# 625 DVR and Burning DVDs



## alfbinet (May 19, 2002)

Sorry, I posted this in the wrong forum and reposting it here.
--------------------------------------------------------------------------------

My sister just got a 625. Her question is can she burn a DVD from programs recorded on the DVR. She gets a message that the material is copy protected.

She has no problem recording movies from HBO, Showtime etc if she goes direct from the sat feed to her Sony DVD player/burner. If she records something to the DVR and then attempts to burn to DVD she gets the "no can do" message.
__________________
Jim Kilbane


----------



## DishTSR3Mentor (Nov 3, 2006)

I'd encourage you to read this article about copy protection from "the horse's mouth"

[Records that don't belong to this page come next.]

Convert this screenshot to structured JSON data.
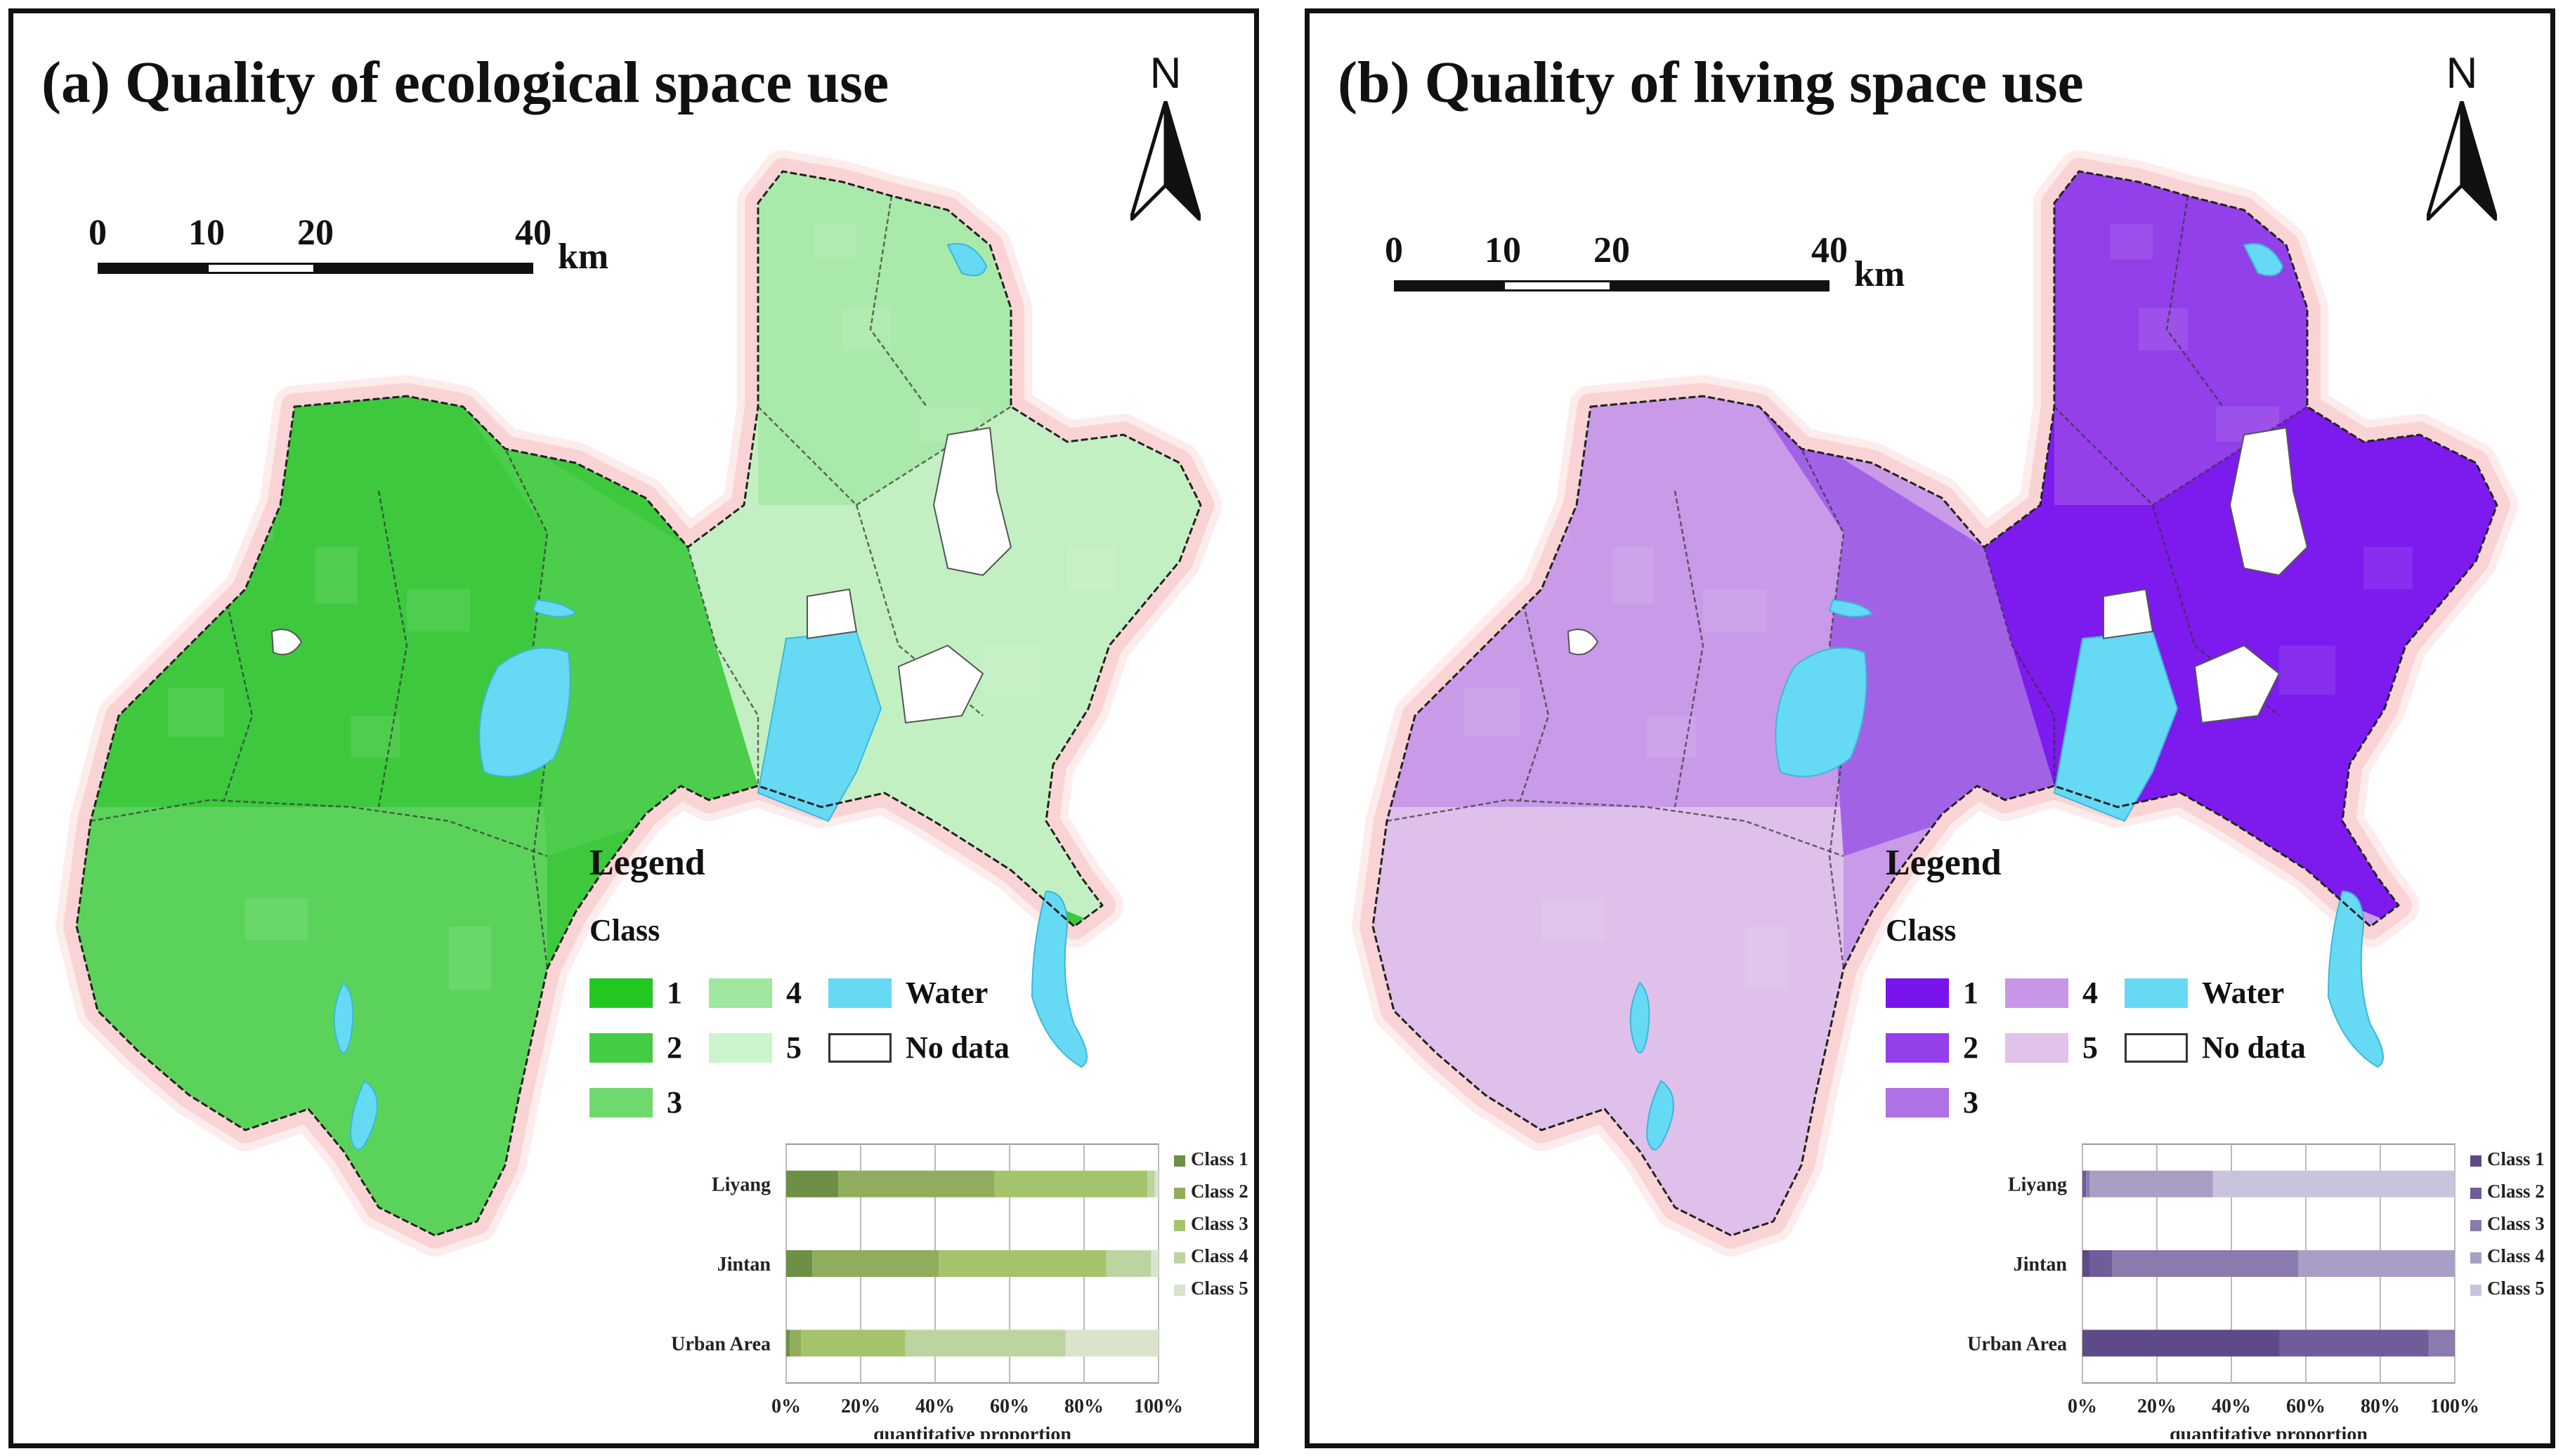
{
  "panels": [
    {
      "id": "a",
      "title": "(a) Quality of ecological space use",
      "north_label": "N",
      "scale": {
        "ticks": [
          "0",
          "10",
          "20",
          "40"
        ],
        "unit": "km"
      },
      "legend": {
        "title": "Legend",
        "subtitle": "Class",
        "items": [
          {
            "label": "1",
            "color": "#22c722"
          },
          {
            "label": "2",
            "color": "#44cd44"
          },
          {
            "label": "3",
            "color": "#6fd86f"
          },
          {
            "label": "4",
            "color": "#9fe69f"
          },
          {
            "label": "5",
            "color": "#ccf4cc"
          },
          {
            "label": "Water",
            "color": "#66d9f5"
          },
          {
            "label": "No data",
            "color": "#ffffff"
          }
        ]
      },
      "region_colors": {
        "west": "#3ec83e",
        "west_south": "#5bd35b",
        "center": "#4ccd4c",
        "east": "#c2f0c2",
        "east_north": "#a9e9a9"
      },
      "chart_data": {
        "type": "bar",
        "orientation": "horizontal",
        "stacked": true,
        "categories": [
          "Liyang",
          "Jintan",
          "Urban Area"
        ],
        "series": [
          {
            "name": "Class 1",
            "color": "#6d8f46",
            "values": [
              14,
              7,
              1
            ]
          },
          {
            "name": "Class 2",
            "color": "#8fad5c",
            "values": [
              42,
              34,
              3
            ]
          },
          {
            "name": "Class 3",
            "color": "#a4c46c",
            "values": [
              41,
              45,
              28
            ]
          },
          {
            "name": "Class 4",
            "color": "#bdd3a0",
            "values": [
              2,
              12,
              43
            ]
          },
          {
            "name": "Class 5",
            "color": "#d9e4cb",
            "values": [
              1,
              2,
              25
            ]
          }
        ],
        "xlabel": "quantitative proportion",
        "xticks": [
          "0%",
          "20%",
          "40%",
          "60%",
          "80%",
          "100%"
        ],
        "xlim": [
          0,
          100
        ],
        "legend_position": "right"
      }
    },
    {
      "id": "b",
      "title": "(b) Quality of living space use",
      "north_label": "N",
      "scale": {
        "ticks": [
          "0",
          "10",
          "20",
          "40"
        ],
        "unit": "km"
      },
      "legend": {
        "title": "Legend",
        "subtitle": "Class",
        "items": [
          {
            "label": "1",
            "color": "#7a14ee"
          },
          {
            "label": "2",
            "color": "#9340ea"
          },
          {
            "label": "3",
            "color": "#b070e6"
          },
          {
            "label": "4",
            "color": "#c896e8"
          },
          {
            "label": "5",
            "color": "#e0c2ea"
          },
          {
            "label": "Water",
            "color": "#66d9f5"
          },
          {
            "label": "No data",
            "color": "#ffffff"
          }
        ]
      },
      "region_colors": {
        "west": "#c89ae8",
        "west_south": "#dfc0ea",
        "center": "#a262e6",
        "east": "#7d1aee",
        "east_north": "#9340ea"
      },
      "chart_data": {
        "type": "bar",
        "orientation": "horizontal",
        "stacked": true,
        "categories": [
          "Liyang",
          "Jintan",
          "Urban Area"
        ],
        "series": [
          {
            "name": "Class 1",
            "color": "#5d4a86",
            "values": [
              0,
              2,
              53
            ]
          },
          {
            "name": "Class 2",
            "color": "#6f5c98",
            "values": [
              1,
              6,
              40
            ]
          },
          {
            "name": "Class 3",
            "color": "#8a7aae",
            "values": [
              1,
              50,
              7
            ]
          },
          {
            "name": "Class 4",
            "color": "#a99fc6",
            "values": [
              33,
              42,
              0
            ]
          },
          {
            "name": "Class 5",
            "color": "#c9c3dc",
            "values": [
              65,
              0,
              0
            ]
          }
        ],
        "xlabel": "quantitative proportion",
        "xticks": [
          "0%",
          "20%",
          "40%",
          "60%",
          "80%",
          "100%"
        ],
        "xlim": [
          0,
          100
        ],
        "legend_position": "right"
      }
    }
  ]
}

http://www.dishnetwork.com/content/faq/copy_protection/


----------



## jumpyg2 (Jan 24, 2006)

Sounds like you can burn a program from the DVR onto a disc, but it somehow is magically deleted from the DVR at the same time. Is there really such a DVD recorder, or is this theoretical?


----------



## Joeactsii (Dec 20, 2007)

On a similar note, how do you transfer something from your reciever to your computer? Is it possible?


----------



## James Long (Apr 17, 2003)

The same way you transfer it to DVD ... connect AV cables (or S-Video or component if your capture card allows) between the receiver and computer ... press record on the computer and play on the receiver.

Simple enough! 

If you have a card that supports HDMI it would also have to support HDCP and any DRM rules assigned to the channel/content as noted in the link in the post above. (Move not copy on protected content.)

But as noted at the top ... copy protected content may not be able to be dubbed.


----------



## Joeactsii (Dec 20, 2007)

I mean is there a way to transfer shows I have already on my DVR right to the computer. Is the only way to play a record it at the same time?


----------



## James Long (Apr 17, 2003)

Yes. Play and record. DISH does not support digital transfer of the files.

(And while some may figure out how to do that via extraordinary means, we don't discuss such hacking and bypassing of DRM/content protection here at DBSTalk.)


----------



## Joeactsii (Dec 20, 2007)

Okay, thank you.


----------